PH among economies most vulnerable to virus
MANILA, Philippines — The country’s economic managers are preparing a raft of measures to counteract the economic impact of the novel coronavirus (nCoV) outbreak after the Philippines was identified as being among the three most vulnerable countries to the ongoing contagion.
Finance Secretary Carlos Dominguez III said on Friday that while it was too early to determine the impact of the outbreak to the Philippine economy, the government was “ready to implement monetary and fiscal tools to counter potentially adverse economic fallout.”
The Bangko Sentral ng Pilipinas has already cut key interest rates by 25 basis points (bps) last week in what Governor Benjamin Diokno described as a move “ahead, rather than behind the curve”amid the external risk.
The government must “maintain a vigilant stance to assure biological safety and good health of the population,” Dominguez said after a study by the London-based Overseas Development Institute (ODI) identified the Philippines as one of the countries most vulnerable to the contagion.
In a report titled “Economic Vulnerabilities to Health Pandemics: Which Countries are Most Vulnerable to the Impact of Coronavirus,”authors Dirk Willem te Velde and Sherillyn Raga said the Philippines, along with Vietnam, were the most vulnerable after Sri Lanka.
The study was based on a vulnerability index that considered countries’ exposure to the virus that originated in China and its economic fundamentals, particularly its spending for public health which, in the case of the Philippines, was only 4.4 percent of gross domestic product (GDP).
Dominguez echoed the fear of Socioeconomic Planning Secretary Ernesto Pernia that the Philippines may shed about 0.3 percentage point of the country’s GDP growth this year “but again, we’re not teetering on the edge of bankruptcy. We have a very resilient economy,” Dominguez said.
He admitted though that the effects of the contagion are already creeping into travel and tourism.
“The airlines and the rest of the tourism industry are going to feel the pinch. I don’t know how long. I don’t know if the virus has already peaked.
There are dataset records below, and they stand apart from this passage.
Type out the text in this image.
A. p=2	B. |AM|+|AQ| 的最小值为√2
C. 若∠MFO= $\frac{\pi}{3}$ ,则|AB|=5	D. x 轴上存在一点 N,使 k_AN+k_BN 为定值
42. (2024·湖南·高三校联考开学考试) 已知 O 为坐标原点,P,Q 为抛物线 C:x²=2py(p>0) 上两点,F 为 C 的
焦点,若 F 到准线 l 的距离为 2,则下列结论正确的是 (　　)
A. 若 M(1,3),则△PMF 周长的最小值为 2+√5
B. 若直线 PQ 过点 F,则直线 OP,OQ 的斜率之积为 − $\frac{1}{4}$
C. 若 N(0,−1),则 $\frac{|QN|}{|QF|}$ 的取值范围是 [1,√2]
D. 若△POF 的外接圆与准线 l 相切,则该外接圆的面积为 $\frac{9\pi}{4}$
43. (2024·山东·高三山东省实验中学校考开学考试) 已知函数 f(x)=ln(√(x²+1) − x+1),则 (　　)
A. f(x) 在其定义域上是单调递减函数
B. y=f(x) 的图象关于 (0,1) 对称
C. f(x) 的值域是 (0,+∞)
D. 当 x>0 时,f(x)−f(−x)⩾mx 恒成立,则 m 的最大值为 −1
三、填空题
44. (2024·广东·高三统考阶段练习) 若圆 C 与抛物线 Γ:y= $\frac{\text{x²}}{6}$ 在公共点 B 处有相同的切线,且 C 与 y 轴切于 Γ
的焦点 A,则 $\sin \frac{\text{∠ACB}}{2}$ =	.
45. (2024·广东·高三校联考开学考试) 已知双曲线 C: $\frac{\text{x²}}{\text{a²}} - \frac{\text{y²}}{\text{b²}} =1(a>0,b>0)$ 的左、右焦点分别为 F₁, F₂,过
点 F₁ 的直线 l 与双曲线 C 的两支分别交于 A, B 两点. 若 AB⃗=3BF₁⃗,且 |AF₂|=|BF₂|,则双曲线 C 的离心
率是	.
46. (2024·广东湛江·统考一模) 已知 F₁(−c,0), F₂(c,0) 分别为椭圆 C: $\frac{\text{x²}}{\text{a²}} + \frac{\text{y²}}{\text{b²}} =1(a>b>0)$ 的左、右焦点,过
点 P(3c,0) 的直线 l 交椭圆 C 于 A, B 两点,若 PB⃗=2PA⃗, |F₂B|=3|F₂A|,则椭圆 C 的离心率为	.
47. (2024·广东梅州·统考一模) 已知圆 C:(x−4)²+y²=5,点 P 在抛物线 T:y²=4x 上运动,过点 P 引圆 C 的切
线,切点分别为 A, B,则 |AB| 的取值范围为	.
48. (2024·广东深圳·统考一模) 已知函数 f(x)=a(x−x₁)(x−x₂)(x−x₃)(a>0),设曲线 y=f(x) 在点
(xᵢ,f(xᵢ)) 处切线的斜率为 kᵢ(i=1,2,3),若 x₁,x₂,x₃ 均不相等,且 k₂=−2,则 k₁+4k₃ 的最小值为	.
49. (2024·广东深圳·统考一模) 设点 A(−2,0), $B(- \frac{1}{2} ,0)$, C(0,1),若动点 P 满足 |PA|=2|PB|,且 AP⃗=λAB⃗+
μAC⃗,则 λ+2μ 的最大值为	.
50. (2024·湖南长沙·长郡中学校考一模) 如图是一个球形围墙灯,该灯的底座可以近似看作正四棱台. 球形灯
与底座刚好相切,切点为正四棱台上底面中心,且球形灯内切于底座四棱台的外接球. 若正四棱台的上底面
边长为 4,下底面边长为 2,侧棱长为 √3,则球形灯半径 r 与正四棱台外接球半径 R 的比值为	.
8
I think there are still new cases coming in,” Dominguez added.
Exporters to be hit
“We’ll probably see a hit in some manufacturing, especially those manufacturers who export to the Wuhan area. We don’t know how much of the factories there are really closing because that will affect our sales,”Dominguez said.
But Trade Secretary Ramon Lopez last week said Hubei province, where the city of Wuhan is located, accounted for only 1.2 percent of Philippine imports from China and the situation in China may also benefit the Philippines.
Lopez said Chinese factories that cannot buy raw materials from Wuhan or Hubei province could turn to the Philippines, which can also serve as temporary operations base for Chinese vehicle parts makers while China reels from the closure of factories in China.
Factory closures may also affect Philippine imports from China, Customs Commissioner Rey Leonardo Guerrero told reporters on the sidelines of the Bureau of Customs’ 118th anniversary celebration on Friday night.
“We received reports from some importers that they could not ship their exports from China to the Philippines because of lack of manpower,” Guerrero said.
ODI data showed that 12.9 percent of the Philippines’ merchandise exports go to China while imports from the mainland cornered 19.63 percent of total, such that two-way trade with China was 17.1 percent of the Philippines’ trade to the world and 9.5 percent of GDP.
Chinese tourist arrivals also comprised 14.6 percent of total visitors, ODI said, while remittances from Filipinos living and working overseas””including China, Hong Kong and Macau””comprise of 10.2 percent of GDP.
However, the Philippines also has strong points that may shield the economy: its high dollar reserves, relatively low spending and cash deficits and low external debt levels.